1. U.S. pole plum surprise yeast (Metschnikowia pulcherrima) MP3007 of a plant height esterase active, the bacterial strain Deposit number be CGMCC No.16078.
2. application of the U.S. pole plum surprise yeast MP3007 described in claim 1 in honey wine fermentation.
3. a kind of preparation method of hydromel, characterized in that during preparing hydromel using honey water by fermentation, using power Benefit require 1 described in the independent fermenting and producing minuent of U.S. pole plum surprise yeast MP3007 hydromel, alternatively, using claim 1 institute The hydromel of the U.S. pole plum surprise yeast MP3007 stated and saccharomyces cerevisiae mixed fermentation production 8-16%v/v.

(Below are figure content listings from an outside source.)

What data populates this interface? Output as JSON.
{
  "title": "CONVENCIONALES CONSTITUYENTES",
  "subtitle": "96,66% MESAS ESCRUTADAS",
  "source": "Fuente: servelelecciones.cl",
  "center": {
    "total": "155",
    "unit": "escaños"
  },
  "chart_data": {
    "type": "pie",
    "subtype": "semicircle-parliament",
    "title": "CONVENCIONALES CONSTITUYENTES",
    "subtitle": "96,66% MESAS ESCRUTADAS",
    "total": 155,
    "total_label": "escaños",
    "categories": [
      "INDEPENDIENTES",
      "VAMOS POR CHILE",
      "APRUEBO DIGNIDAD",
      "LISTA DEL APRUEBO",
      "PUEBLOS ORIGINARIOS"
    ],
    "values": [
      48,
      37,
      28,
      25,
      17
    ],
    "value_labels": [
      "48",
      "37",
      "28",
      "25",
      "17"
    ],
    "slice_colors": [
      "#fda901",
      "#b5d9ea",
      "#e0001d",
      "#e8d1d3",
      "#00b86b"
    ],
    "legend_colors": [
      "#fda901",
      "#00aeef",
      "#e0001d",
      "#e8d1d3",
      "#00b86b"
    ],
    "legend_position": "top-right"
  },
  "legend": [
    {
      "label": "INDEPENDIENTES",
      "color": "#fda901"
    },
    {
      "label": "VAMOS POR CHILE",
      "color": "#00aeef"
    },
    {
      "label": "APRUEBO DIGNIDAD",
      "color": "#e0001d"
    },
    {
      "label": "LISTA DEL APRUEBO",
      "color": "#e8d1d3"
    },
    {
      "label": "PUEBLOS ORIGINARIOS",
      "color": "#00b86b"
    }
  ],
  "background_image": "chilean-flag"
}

4. the preparation method of hydromel as claimed in claim 3, characterized in that the U.S. pole plum surprise yeast MP3007 and wine brewing Yeast for fermentation are as follows: U.S. pole plum surprise yeast MP3007 is added simultaneously with saccharomyces cerevisiae, or is first inoculated with U.S. pole plum surprise yeast MP3007, fermentation inoculated saccharomyces cerevisiae after 72 ± 2 hours.
5. the preparation method of hydromel as claimed in claim 3, characterized in that the hydromel of the minuent is lower than for alcoholic strength The hydromel of 8%v/v.
6. the preparation method of hydromel as claimed in claim 3, characterized in that the saccharomyces cerevisiae be DV10, EC1118 or Person TOP15.
7. the preparation method of hydromel as claimed in claim 3, characterized in that the concentration of the hydromel is 10-28Brix.